A study from Oxford published in the journal Science showed some interesting results about our food and our climate. One bowl of rice can have six times the climate impact of another. More greenhouse gases are emitted to give you a bottle of beer than to give you the same amount of beer from a keg. One cup of coffee’s carbon footprint may be fifteen times bigger than one made from a different crop of beans.
The study investigated the complexities of the world’s agriculture to determine the broad environmental impacts of food production.
Over 570 million farms produce over 5 billion tons of food a year, providing over 20 trillion calories to Earth’s almost 8 billion people. The process creates over 14 billion tons of carbon dioxide equivalents (CO2eq), over a quarter of human-produced greenhouse gas emissions.
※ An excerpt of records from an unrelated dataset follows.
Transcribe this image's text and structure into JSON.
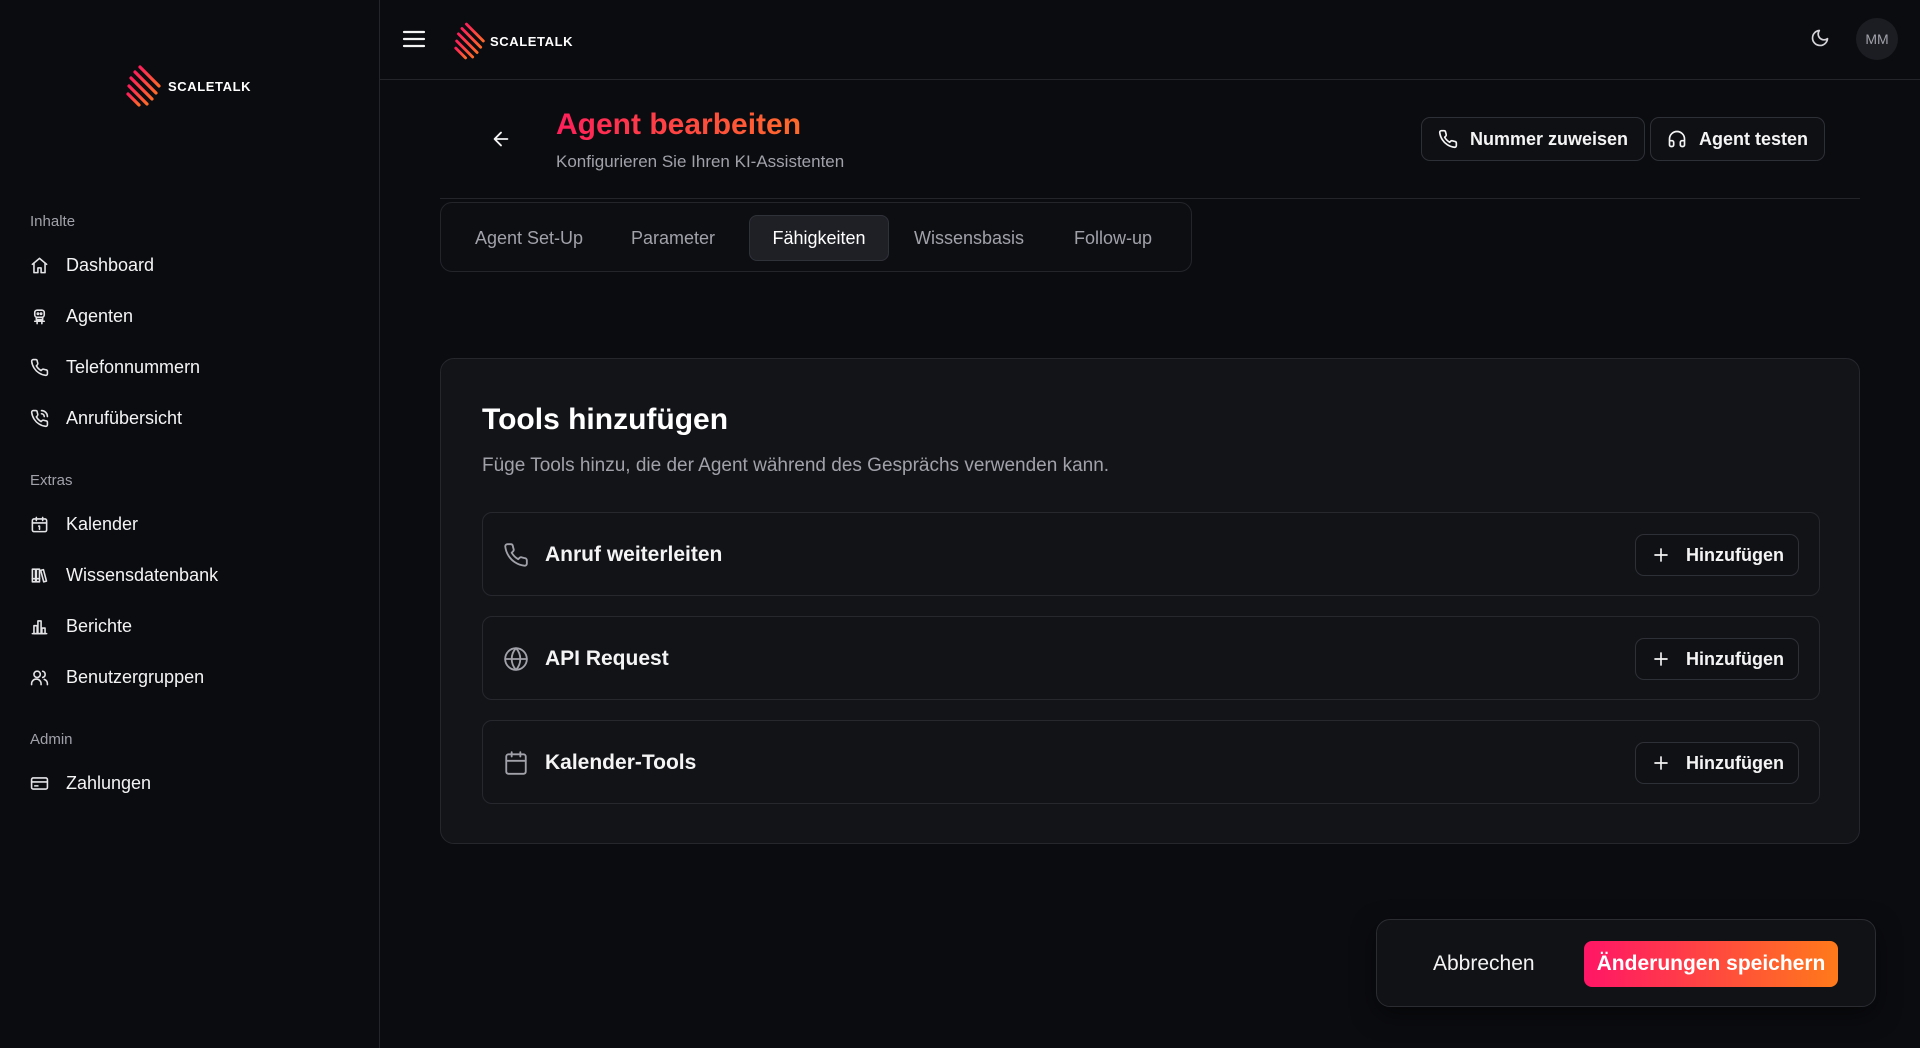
{
  "brand": {
    "name": "SCALETALK"
  },
  "sidebar": {
    "sections": [
      {
        "label": "Inhalte",
        "items": [
          {
            "label": "Dashboard",
            "icon": "home-icon"
          },
          {
            "label": "Agenten",
            "icon": "robot-icon"
          },
          {
            "label": "Telefonnummern",
            "icon": "phone-icon"
          },
          {
            "label": "Anrufübersicht",
            "icon": "phone-call-icon"
          }
        ]
      },
      {
        "label": "Extras",
        "items": [
          {
            "label": "Kalender",
            "icon": "calendar-icon"
          },
          {
            "label": "Wissensdatenbank",
            "icon": "library-icon"
          },
          {
            "label": "Berichte",
            "icon": "bar-chart-icon"
          },
          {
            "label": "Benutzergruppen",
            "icon": "users-icon"
          }
        ]
      },
      {
        "label": "Admin",
        "items": [
          {
            "label": "Zahlungen",
            "icon": "credit-card-icon"
          }
        ]
      }
    ]
  },
  "topbar": {
    "avatar_initials": "MM"
  },
  "header": {
    "title": "Agent bearbeiten",
    "subtitle": "Konfigurieren Sie Ihren KI-Assistenten",
    "assign_number_label": "Nummer zuweisen",
    "test_agent_label": "Agent testen"
  },
  "tabs": [
    {
      "label": "Agent Set-Up"
    },
    {
      "label": "Parameter"
    },
    {
      "label": "Fähigkeiten",
      "active": true
    },
    {
      "label": "Wissensbasis"
    },
    {
      "label": "Follow-up"
    }
  ],
  "tools": {
    "title": "Tools hinzufügen",
    "description": "Füge Tools hinzu, die der Agent während des Gesprächs verwenden kann.",
    "add_label": "Hinzufügen",
    "items": [
      {
        "name": "Anruf weiterleiten",
        "icon": "phone-icon"
      },
      {
        "name": "API Request",
        "icon": "globe-icon"
      },
      {
        "name": "Kalender-Tools",
        "icon": "calendar-icon"
      }
    ]
  },
  "footer": {
    "cancel_label": "Abbrechen",
    "save_label": "Änderungen speichern"
  },
  "colors": {
    "background": "#0b0c10",
    "card": "#131418",
    "accent_start": "#ff1566",
    "accent_end": "#ff7a1a"
  }
}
Another 3 billion tons of CO2eq are emitted during nonfood agriculture and deforestation.
Today’s agriculture uses a lot of resources, covering 43% of the world’s ice- and desert-free land. Of this land, about 87% is for food and 13% is for biofuels and textile crops, wool and leather. Two-thirds of the planet’s freshwater is used for irrigation, usually during hot times of the year or in water-scarce areas, creating almost 95% of the world’s water scarcity.
But there are ways of reducing agriculture’s environmental impacts. The researchers consolidated data on the multiple environmental impacts of over 38,000 farms producing 40 different agricultural goods around the world in a meta-analysis comparing various ways of producing food.
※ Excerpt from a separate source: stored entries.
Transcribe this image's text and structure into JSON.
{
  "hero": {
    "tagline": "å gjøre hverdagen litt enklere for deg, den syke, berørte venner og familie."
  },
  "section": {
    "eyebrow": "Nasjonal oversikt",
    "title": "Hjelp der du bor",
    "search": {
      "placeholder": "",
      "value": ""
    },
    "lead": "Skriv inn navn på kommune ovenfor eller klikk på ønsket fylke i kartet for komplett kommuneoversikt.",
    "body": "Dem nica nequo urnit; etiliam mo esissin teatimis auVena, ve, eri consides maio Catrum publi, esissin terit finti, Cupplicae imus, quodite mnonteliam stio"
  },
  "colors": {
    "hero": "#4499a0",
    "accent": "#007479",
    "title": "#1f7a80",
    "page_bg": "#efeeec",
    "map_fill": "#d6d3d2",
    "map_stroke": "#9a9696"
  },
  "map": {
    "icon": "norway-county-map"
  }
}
Together with replacing all fossil fuels with hydro, nuclear and renewables, changing our diet is about all that could actually wrangle the climate issue in time to do any good. A pound of meat production produces more greenhouse gases, and uses more land, than a pound of all other foodstuffs – combined.
Never mind that the medical community has been saying for decades that we really need to eat less meat. Any successful Green New Deal must reduce greenhouse gas emissions from the agricultural sector as much as is technologically feasible, as well as from every other sector.
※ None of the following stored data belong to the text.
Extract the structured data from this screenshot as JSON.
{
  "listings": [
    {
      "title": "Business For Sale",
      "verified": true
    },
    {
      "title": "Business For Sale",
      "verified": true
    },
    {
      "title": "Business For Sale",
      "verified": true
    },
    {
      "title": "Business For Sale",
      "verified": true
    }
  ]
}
According to the U.S. EPA, farming is responsible for a bout 10% of America’s greenhouse gas emissions. Almost half of that comes from animal agriculture. Two-thirds of the animal sector’s emissions are from animal farts and burps, and cows fart and burp the most, by far.
This isn’t just a problem in the U.S. More than two-thirds of global emissions from the livestock industry are due to cows—not just their gassiness, but their endless eating. Cows consume immense amounts of grain, which requires a lot of fertiliser, which emits nitrous oxide, another powerful greenhouse gas.
In addition, beef produces 33 pounds of carbon for every pound of beef, conventional pork 9 pounds of carbon for every pound of food, conventional chicken 6 pounds of carbon for every pound of food. This is in contrast to conventional soybeans which produce 2 pounds of carbon for every pound of food.
Changing farming practices may achieve a lot, but changing our diets would do a lot more.